The broader index setup is more balanced than it looked during the sharpest AI-led swings earlier in June. The Dow’s advance and the Russell 2000’s firm finish on June 12 suggest that investors are still willing to buy beyond the largest technology names when oil prices ease and bond yields stabilize. That breadth will be crucial if the Nasdaq-100 is to absorb its rebalance without making the overall market look even more crowded.
For the S&P 500, the Nasdaq-100 changes are a reminder that benchmark construction can shape investor behavior as much as macro data. A stronger Nasdaq can support sentiment across the S&P 500 because many of the same growth and semiconductor themes overlap. However, if the new additions rally only on index inclusion and then fade, traders may treat the move as another sign that speculative appetite is running ahead of earnings visibility.
The next major macro filter is Federal Reserve week. Markets are not only watching the policy decision, but also the language around inflation persistence, labor-market resilience and the path for real rates. A steady or softer yield backdrop would likely help long-duration growth shares and keep Nasdaq leadership intact. A hawkish surprise, by contrast, could pressure the highest-multiple index constituents and revive interest in defensive Dow components.
Near term, the focus is on the closing auction and pre-effective positioning before the June 22 rebalance. Additions may see elevated volume as index-tracking products build exposure, while deletions can face pressure from forced selling. The cleanest read for the index market will come after the mechanical flows pass: if the new members hold their gains and the Nasdaq-100 maintains breadth, investors may view the rebalance as confirmation of durable AI infrastructure leadership.

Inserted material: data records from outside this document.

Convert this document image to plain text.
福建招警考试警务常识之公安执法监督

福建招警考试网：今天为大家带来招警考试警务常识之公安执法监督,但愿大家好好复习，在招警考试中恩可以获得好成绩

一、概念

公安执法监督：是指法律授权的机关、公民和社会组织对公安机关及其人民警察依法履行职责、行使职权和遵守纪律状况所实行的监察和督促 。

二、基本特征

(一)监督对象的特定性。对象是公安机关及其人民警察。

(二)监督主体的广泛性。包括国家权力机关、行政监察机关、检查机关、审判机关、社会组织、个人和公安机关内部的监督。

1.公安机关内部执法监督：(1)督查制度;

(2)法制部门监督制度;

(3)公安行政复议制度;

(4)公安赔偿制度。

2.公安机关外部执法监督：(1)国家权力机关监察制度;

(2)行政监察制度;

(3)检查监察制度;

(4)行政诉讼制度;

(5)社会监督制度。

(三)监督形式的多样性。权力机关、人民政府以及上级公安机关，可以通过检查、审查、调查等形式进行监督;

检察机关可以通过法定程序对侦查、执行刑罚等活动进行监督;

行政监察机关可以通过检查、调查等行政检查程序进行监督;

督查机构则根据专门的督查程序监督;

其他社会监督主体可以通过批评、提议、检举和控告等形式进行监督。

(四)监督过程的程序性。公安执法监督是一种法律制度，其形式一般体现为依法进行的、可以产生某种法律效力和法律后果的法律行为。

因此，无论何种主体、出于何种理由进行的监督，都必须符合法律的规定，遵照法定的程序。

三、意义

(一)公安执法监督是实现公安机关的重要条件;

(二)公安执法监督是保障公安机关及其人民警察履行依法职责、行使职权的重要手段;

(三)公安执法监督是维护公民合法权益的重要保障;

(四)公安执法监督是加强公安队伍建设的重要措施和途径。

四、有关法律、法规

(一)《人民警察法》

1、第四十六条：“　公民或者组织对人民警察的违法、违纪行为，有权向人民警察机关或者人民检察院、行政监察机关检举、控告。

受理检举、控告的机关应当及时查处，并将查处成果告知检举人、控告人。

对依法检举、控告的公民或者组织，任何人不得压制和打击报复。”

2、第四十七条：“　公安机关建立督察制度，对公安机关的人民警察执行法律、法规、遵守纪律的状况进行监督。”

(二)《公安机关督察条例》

Still, traders should separate index demand from fundamental demand. Inclusion can improve liquidity and visibility, but it does not remove balance-sheet risk, margin pressure or execution risk. That distinction is especially important for AI infrastructure names that require heavy capital spending to secure chips, power capacity and data-center expansion.
For now, the Nasdaq-100 rebalance gives the index market the strongest fresh storyline among major benchmarks. It combines immediate trading flow, a clear thematic rotation and a direct link to the AI investment cycle. Whether it becomes a durable bullish catalyst will depend on whether broader market breadth survives the next round of macro tests.